My initial impressions firmly set, I began to explore the rest of the R20 Javelot Rechargeable. A good solid light made of aircraft grade aluminum, and coated with Type II hardened anodizing, it has a comfortable feel in the hand.

As stated, the light is recharged in a similar fashion to its peers via a micro-USB cable. In the case of the R20 Javelot Rechargeable, the charging portal is found under a collar near the top of the light. This collar has gaskets and screws securely in place, and provides a great seal against the elements, and probably momentary submersion. Okay, I’m SURE it provides a good seal against momentary submersion, since I accidentally fumbled and dropped mine while I was taking it out of my pocket, and it splashed down into a puddle. Again, that’s yet another reason you should always use your lanyard. After about 2 hours, the 18650 battery was fully charged, and I took it out into the back yard for my unofficial testing.

The R20 Javelot Rechargeable has the activation button on the rear of the light, like many of its competitors. This medium sized flashlight, at approximately 5 ¼ inches long by 1 ¼ inches in diameter, packs a whole lot of power in that size. The Cree XP-L Hi LED single light has three settings the user can cycle through. The highest setting is the first one that is enabled upon pressing the power button, and is designed to put out 900 lumens for 2 ½ hours of operation. The medium and low setting produce 100 lumens / 11 hours and 10 lumens / 100 hours respectively. As I’ve said before, statistics don’t mean much to me, but real world usage does. I took the R20 Javelot Rechargeable into my back yard and cast the light to try to read a ‘5’ I had printed on 8 ½ x 11 paper, at about 100 yards. The number was visible at that distance, no problem.

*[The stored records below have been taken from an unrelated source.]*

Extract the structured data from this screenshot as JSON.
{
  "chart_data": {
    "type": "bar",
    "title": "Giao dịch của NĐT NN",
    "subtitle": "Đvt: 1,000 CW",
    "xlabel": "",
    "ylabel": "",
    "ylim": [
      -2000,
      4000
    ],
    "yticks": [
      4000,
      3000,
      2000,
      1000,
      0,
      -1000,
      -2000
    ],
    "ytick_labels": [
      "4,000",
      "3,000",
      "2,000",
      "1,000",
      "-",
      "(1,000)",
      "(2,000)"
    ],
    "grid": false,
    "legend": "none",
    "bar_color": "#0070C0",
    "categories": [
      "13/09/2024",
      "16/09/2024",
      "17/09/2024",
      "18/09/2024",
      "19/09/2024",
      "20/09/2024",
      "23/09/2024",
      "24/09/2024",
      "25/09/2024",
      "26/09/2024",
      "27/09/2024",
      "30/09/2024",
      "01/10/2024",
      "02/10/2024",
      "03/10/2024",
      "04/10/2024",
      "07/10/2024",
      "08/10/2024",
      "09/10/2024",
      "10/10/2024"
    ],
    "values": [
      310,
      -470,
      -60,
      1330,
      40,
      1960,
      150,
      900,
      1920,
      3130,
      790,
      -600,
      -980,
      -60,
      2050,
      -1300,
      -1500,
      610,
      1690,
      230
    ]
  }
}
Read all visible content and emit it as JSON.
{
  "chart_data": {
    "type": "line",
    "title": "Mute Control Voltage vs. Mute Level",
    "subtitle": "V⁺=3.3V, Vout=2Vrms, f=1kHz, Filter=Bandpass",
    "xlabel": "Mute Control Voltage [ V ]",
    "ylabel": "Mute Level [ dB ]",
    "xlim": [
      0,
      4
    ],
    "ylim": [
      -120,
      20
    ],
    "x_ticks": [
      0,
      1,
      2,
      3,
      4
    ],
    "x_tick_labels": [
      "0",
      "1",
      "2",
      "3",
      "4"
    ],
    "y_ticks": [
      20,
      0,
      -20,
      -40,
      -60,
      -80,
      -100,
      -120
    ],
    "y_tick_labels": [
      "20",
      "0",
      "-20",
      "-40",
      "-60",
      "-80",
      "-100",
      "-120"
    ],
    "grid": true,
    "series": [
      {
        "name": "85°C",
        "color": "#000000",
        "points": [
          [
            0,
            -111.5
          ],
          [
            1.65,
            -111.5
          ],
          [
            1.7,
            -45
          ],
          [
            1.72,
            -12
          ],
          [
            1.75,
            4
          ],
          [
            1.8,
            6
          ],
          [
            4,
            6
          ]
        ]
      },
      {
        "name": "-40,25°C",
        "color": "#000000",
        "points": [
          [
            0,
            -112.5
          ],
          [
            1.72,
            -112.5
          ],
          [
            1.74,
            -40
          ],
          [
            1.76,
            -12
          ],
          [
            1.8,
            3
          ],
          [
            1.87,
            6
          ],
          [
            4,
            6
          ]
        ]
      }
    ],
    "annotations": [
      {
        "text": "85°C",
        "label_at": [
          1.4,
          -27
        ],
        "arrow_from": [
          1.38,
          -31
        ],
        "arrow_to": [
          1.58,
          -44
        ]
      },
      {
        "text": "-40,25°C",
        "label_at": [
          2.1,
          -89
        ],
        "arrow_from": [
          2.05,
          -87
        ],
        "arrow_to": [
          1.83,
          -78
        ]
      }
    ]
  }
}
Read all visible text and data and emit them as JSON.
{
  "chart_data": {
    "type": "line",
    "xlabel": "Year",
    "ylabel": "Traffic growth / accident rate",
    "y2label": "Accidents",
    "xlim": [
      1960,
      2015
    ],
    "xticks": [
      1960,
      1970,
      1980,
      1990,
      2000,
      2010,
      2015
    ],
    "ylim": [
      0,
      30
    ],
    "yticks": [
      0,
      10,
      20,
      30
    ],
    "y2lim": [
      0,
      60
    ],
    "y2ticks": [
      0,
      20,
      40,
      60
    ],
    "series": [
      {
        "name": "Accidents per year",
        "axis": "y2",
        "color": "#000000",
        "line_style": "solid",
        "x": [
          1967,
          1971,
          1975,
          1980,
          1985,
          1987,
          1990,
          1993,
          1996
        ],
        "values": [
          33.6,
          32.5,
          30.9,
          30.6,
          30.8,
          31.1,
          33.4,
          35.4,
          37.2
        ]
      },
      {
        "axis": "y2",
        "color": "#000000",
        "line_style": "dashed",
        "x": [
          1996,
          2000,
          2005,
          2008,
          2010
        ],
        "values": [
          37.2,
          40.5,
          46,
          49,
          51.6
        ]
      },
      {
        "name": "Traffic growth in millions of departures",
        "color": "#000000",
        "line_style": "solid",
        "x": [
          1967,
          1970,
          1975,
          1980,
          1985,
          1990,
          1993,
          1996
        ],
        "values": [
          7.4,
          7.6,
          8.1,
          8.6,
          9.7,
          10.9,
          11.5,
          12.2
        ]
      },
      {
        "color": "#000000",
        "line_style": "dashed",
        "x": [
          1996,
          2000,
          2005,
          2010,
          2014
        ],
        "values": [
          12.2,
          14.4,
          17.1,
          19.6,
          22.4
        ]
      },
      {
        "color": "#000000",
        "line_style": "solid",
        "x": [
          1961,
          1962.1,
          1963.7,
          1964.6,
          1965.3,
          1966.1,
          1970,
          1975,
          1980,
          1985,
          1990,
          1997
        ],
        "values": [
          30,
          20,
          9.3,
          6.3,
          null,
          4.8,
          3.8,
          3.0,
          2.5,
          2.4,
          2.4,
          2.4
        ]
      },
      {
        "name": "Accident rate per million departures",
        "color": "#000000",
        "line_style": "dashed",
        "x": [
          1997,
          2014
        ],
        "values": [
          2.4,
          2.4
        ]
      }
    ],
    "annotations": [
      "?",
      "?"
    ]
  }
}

The LED generated beam was concise and didn’t’ scatter over the distance, but it was about at the maximum for the light. There were a few detractors with the lighting configuration and set up. As with its ‘big brother’ the SRMINI Intimidator II, there was no ‘moonlight’ setting. This setting is designed to produce a very subtle light, good enough to walk by, and greatly enhances the battery life. Also, there is no memory function to the R20 Javelot Rechargeable, so the user is forced to cycle through from High, Medium, to Low. This can be annoying, especially if you have night adjusted eyes and have to deal with the sudden glare of the initial setting. Finally, there is no strobe feature to the light. This is not marketed as a ‘tactical’ flashlight, and I don’t really consider this a significant issue, but I felt it should be pointed out.

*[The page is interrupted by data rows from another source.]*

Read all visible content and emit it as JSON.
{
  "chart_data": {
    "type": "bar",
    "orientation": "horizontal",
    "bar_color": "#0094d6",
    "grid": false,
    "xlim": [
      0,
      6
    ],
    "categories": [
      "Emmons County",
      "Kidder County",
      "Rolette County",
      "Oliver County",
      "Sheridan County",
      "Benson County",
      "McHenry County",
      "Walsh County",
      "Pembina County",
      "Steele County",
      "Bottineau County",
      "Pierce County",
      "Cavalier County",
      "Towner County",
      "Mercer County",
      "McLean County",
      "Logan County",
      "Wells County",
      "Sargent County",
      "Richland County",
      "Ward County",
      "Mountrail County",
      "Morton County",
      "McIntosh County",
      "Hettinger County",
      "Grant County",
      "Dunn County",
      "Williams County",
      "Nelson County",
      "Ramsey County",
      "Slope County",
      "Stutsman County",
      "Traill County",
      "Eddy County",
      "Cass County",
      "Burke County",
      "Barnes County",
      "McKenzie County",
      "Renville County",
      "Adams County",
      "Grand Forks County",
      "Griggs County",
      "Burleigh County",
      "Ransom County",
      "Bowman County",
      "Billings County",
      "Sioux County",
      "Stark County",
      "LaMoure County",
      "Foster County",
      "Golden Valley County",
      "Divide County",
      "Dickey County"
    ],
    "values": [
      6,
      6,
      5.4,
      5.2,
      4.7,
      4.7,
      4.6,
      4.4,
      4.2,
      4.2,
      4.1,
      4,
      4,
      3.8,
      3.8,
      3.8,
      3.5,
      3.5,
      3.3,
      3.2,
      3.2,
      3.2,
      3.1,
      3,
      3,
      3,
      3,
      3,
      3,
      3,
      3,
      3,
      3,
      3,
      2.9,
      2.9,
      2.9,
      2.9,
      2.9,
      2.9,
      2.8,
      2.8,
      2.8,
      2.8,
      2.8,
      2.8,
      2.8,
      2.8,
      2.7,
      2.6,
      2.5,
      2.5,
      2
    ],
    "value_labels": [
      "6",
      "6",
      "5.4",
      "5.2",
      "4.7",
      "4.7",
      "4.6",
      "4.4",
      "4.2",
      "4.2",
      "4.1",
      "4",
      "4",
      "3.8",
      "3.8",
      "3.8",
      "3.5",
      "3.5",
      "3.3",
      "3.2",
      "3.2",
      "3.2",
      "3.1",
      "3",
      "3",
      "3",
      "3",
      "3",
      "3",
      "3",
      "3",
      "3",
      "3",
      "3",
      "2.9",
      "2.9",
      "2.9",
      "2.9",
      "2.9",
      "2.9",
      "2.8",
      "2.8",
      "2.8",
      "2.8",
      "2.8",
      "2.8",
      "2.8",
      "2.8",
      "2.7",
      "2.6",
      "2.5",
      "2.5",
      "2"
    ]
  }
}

Those points covered, I really enjoyed using this light during my tinkering around the place, and while camping. In my shop and poking around the darkened places in our house and garage, it worked perfectly. I had no problem with colors washing out, and the less intense settings made return glare easy to manage. I particularly liked the size. It wasn’t too long or bulky, and not so small that I felt I would drop it and never find it again. We also took this light with us on our annual family camping adventure, and it got a lot of use tromping around the woods and fields. The lack of a moonlight setting did produce some after images after shutting it down, but the large 18650 battery held its charge for an entire week, with juice to spare.

Overall, I’m very pleased with the performance and features of the R20 Javelot Rechargeable. A good tight beam and long life make for a very reliable workhorse of a light, and one that will perform again and again with less recharging time than others of its size.